Eons ago, when television sitcoms were commonplace, writers would attempt to freshen a sagging series with the addition of an ancillary character. We may not be watching The Brady Bunch these days, but the idea of adding an unexpected “something new” is still very much a thing. And sometimes? Sometimes it’s just what the doctor ordered, even if the doctor never thought to order it in the first place. Other times? Holy hell, your listeners are left scratching their heads why someone would add a Mellotron to black metal or a castrati choir to their mixtape. We’re not saying “don’t take chances” here, that’s a big part of the fun. But learn to filter out those ill-advised “different for the sake of being different” type additions. Lots of things “seemed like a good idea at the time”, you know.
“THE ANAL LOG”
(Staunch traditionalist. Anti-digital. Fixated on the past.)

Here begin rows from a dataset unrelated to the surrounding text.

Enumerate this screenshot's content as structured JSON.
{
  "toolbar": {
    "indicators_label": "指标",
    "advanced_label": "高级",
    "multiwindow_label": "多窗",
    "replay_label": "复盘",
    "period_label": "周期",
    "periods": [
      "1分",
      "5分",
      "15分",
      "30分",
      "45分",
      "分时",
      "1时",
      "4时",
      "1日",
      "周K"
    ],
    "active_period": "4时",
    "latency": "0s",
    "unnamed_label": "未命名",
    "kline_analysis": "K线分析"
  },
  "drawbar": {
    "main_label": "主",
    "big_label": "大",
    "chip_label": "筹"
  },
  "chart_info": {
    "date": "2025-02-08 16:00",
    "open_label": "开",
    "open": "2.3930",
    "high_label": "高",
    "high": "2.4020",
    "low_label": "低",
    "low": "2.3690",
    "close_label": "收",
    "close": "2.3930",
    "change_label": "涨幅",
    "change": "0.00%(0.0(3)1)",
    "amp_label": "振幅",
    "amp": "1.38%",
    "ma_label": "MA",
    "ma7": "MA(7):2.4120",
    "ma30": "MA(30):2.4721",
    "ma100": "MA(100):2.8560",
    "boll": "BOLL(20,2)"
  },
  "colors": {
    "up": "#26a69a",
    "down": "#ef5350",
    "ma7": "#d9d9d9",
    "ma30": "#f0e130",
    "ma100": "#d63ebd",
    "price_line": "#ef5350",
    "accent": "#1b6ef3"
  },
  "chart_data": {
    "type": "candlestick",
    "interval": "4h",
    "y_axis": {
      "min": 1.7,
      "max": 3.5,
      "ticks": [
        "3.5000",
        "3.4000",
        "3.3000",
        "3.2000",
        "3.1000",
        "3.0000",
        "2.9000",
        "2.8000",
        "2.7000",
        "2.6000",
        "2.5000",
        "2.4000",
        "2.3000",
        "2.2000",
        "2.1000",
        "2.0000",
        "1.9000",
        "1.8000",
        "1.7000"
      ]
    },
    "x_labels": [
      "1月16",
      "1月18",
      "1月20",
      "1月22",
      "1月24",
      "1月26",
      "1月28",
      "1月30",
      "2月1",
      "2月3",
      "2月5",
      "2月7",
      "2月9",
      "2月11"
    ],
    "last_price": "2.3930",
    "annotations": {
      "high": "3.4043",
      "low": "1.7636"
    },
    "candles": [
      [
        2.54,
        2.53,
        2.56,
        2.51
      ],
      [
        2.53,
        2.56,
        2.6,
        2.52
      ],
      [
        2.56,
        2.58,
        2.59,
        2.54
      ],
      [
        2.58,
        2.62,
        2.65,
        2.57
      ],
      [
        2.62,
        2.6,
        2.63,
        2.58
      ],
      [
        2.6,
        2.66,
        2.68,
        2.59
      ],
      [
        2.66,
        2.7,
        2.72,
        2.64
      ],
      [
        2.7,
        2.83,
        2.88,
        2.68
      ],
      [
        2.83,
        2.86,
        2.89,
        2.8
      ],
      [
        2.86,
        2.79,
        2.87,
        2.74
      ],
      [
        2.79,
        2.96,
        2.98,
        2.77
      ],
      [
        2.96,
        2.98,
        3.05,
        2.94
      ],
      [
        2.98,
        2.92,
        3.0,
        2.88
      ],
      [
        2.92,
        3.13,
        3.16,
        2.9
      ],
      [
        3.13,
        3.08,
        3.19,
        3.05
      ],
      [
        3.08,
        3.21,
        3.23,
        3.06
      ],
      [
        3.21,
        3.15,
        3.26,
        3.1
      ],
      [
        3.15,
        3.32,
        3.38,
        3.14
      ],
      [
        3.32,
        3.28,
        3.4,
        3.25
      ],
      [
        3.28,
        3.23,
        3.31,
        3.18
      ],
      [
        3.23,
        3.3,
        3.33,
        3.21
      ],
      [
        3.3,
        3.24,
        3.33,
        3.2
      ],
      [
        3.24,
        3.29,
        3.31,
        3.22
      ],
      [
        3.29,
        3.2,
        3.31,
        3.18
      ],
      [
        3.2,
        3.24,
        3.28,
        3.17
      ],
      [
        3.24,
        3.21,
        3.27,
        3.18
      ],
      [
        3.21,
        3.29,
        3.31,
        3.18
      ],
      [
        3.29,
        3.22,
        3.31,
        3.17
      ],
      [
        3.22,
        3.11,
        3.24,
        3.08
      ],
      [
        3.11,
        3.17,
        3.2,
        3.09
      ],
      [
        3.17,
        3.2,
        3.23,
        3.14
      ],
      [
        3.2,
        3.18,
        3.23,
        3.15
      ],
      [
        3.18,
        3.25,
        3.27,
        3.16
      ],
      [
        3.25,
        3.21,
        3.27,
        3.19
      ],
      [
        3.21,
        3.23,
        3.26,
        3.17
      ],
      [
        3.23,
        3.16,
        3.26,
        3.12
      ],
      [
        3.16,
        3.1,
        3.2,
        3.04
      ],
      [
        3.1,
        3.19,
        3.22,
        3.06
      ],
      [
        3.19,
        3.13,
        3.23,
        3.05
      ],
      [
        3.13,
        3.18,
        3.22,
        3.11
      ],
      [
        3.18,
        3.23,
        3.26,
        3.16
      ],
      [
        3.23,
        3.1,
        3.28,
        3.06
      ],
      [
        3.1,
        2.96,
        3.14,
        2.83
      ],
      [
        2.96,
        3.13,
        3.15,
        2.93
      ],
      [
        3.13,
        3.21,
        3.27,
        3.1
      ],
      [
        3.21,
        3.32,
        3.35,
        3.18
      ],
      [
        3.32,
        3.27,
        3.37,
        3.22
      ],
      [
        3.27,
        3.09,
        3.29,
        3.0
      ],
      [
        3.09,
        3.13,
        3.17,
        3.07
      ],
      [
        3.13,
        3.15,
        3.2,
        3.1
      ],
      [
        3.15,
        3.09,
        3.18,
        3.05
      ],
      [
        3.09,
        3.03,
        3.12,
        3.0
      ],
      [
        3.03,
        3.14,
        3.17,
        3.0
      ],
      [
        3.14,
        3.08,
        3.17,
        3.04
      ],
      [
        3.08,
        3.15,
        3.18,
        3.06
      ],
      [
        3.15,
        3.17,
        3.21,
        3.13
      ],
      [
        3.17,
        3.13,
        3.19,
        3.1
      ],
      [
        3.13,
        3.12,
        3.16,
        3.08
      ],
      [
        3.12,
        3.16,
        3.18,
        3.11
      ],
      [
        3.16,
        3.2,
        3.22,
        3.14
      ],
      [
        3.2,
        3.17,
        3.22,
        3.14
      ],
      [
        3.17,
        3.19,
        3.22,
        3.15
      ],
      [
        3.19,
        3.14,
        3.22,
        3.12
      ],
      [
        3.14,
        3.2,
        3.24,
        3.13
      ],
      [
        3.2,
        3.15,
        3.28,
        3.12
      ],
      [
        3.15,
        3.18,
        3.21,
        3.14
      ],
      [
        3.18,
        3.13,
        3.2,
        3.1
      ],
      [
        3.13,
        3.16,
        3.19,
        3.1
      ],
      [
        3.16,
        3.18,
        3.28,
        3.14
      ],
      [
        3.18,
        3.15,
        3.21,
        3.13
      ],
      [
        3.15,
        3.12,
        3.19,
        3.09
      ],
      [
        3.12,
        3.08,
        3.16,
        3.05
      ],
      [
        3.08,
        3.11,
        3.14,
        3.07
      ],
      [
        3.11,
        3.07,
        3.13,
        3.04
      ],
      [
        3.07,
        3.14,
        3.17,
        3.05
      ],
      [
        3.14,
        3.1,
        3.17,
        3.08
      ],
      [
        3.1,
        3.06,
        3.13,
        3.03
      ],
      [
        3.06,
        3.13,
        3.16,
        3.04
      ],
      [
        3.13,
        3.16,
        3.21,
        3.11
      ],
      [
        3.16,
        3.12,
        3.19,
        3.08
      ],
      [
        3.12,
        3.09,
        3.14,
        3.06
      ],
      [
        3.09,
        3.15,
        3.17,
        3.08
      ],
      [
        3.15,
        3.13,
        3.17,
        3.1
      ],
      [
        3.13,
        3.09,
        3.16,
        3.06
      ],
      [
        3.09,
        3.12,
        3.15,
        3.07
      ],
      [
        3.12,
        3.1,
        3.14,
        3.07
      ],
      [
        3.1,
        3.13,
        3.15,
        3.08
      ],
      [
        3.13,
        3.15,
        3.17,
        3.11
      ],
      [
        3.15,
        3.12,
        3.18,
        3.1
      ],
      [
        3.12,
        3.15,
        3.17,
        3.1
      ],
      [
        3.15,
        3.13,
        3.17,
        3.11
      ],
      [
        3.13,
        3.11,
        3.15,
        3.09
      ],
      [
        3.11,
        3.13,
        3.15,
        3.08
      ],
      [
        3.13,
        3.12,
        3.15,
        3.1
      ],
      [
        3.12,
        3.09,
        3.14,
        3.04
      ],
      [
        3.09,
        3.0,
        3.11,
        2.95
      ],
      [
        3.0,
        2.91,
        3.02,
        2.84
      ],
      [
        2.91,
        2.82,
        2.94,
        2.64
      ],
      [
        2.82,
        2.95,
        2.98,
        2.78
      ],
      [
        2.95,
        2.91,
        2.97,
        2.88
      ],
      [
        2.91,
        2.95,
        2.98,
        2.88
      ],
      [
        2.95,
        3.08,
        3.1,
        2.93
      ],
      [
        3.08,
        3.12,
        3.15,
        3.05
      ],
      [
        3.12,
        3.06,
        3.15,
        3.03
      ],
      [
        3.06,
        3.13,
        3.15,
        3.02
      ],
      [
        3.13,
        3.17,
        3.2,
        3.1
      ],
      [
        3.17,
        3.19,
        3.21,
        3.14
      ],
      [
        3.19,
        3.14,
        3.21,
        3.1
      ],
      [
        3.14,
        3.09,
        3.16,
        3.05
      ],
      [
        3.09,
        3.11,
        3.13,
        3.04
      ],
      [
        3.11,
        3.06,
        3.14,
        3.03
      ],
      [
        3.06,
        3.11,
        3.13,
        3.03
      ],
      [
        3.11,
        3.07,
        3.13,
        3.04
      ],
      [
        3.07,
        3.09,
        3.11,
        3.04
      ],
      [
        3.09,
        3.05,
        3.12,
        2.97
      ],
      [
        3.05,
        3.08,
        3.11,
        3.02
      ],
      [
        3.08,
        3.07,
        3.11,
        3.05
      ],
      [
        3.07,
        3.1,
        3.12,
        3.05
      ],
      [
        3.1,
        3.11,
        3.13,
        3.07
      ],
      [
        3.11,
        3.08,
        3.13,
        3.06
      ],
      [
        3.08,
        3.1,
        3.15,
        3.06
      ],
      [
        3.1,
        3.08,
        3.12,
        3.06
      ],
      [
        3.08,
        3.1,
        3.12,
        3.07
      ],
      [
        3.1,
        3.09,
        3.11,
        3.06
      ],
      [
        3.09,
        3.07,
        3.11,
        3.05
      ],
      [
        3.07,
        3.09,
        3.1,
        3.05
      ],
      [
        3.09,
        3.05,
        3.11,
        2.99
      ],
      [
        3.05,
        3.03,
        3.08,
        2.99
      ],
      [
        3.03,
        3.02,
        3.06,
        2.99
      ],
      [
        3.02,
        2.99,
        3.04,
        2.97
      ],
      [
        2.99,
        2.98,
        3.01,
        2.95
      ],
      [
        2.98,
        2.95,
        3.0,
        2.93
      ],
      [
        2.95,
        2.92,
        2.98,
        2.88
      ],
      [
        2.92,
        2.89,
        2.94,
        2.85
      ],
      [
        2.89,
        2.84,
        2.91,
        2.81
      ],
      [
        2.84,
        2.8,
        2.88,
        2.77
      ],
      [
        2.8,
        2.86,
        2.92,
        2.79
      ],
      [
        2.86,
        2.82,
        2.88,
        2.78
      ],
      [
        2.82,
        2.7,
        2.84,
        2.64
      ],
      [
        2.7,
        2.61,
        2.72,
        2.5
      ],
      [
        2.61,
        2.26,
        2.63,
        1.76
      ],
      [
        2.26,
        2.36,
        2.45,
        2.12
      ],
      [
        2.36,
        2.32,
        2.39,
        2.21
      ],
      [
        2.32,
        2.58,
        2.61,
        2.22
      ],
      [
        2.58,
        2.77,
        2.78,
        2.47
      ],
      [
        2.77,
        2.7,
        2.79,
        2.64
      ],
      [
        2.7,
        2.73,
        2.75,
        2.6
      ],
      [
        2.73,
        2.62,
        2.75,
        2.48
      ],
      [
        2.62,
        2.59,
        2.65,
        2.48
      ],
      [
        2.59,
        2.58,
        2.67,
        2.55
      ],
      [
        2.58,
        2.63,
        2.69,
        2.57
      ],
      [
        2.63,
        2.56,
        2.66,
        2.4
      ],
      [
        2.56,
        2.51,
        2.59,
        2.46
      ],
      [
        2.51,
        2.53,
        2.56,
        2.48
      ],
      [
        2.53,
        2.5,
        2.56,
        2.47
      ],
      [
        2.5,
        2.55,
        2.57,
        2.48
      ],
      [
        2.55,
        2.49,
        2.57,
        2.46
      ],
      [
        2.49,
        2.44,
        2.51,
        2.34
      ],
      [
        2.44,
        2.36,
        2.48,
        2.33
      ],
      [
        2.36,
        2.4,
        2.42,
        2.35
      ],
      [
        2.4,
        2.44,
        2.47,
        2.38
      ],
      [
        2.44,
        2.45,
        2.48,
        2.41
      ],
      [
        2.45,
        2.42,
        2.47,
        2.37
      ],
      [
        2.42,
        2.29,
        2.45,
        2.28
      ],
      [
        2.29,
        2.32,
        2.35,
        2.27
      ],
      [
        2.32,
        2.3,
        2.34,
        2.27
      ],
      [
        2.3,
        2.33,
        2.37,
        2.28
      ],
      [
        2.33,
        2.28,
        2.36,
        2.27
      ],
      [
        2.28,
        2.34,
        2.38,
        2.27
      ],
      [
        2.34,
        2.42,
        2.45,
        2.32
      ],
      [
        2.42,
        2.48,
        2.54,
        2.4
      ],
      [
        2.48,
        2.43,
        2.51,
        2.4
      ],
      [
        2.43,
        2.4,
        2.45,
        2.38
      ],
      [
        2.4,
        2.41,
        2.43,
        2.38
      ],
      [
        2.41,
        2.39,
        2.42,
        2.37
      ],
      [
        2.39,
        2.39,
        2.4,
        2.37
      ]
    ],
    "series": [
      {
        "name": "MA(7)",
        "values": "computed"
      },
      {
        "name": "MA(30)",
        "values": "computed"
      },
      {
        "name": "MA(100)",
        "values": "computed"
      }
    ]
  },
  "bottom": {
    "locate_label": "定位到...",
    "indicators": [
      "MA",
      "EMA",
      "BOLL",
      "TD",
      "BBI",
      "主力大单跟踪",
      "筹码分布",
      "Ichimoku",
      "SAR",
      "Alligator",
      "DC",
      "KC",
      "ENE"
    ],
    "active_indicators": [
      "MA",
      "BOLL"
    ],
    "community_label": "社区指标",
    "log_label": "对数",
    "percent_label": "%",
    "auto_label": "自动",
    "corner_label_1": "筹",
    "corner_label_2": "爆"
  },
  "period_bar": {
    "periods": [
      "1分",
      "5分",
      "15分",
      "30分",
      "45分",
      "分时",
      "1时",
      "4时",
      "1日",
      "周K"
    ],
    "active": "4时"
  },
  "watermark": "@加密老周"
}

“Don’t worry about him, he’s just an Anal Log when it comes to using digital compression on the mix bus.”
The “less filling/tastes great” wars of Mac vs. PC, Pepsi vs. Coke, and Crips vs. Bloods aren’t exempt from the audio production world. The Anal Log is a purist to the point of pure annoyance, citing arcane figures and myopic formulas as a reason to why “real engineers” would never dream to use in-the-box processing… or even be in said box in the first place. Despite the costs of maintenance, the practical limitations or the sheer impossibilities that tape, consoles and outboard present, the Anal Log will insist until his dying breath that his way is not only better, but that anyone who disagrees is deaf or dumb. You can find him in his workshop, trying to source suitable replacement TL072 IC’s for the channel that just went out on his console (again).
“THE DS PENIS”
(Techno-fetishist. Ageist. Says “OK Boomer” a lot.)
“We’ve got a 40-piece orchestra in here and this DS Penis thinks we’ve got everything we need to record it on his MacBook.”
The Anal Log’s natural enemy in the wild. Equally as aggravating but from precisely the opposite direction. The DS Penis will swear to you up and down that their software sounds exactly like the hardware (if not better), though they will often eventually admit that they’ve never actually worked with whatever’s being emulated. Whether it’s for recording, mixing, mastering or even monitoring, they’ll claim that an SM57 and a pair of headphones will magically put you in Abbey Road’s control room with an entire locker of microphones and preamps. The DS Penis is also referred to in software marketing groups as “a soft target”. (“Just tell them “it’s better” along with some advertising gibberish about 128x oversampled 64-bit algorithms. It’s not like they’re going to ever touch the real gear anyways.”)
Anyways, like any other time I write my opinions down, somebody’s going to get offended and email Brian. I’d hope that this, like any of my other musings, are taken with the appropriate grain of salt. Happy New Year and I’ll try to be nice in 2021.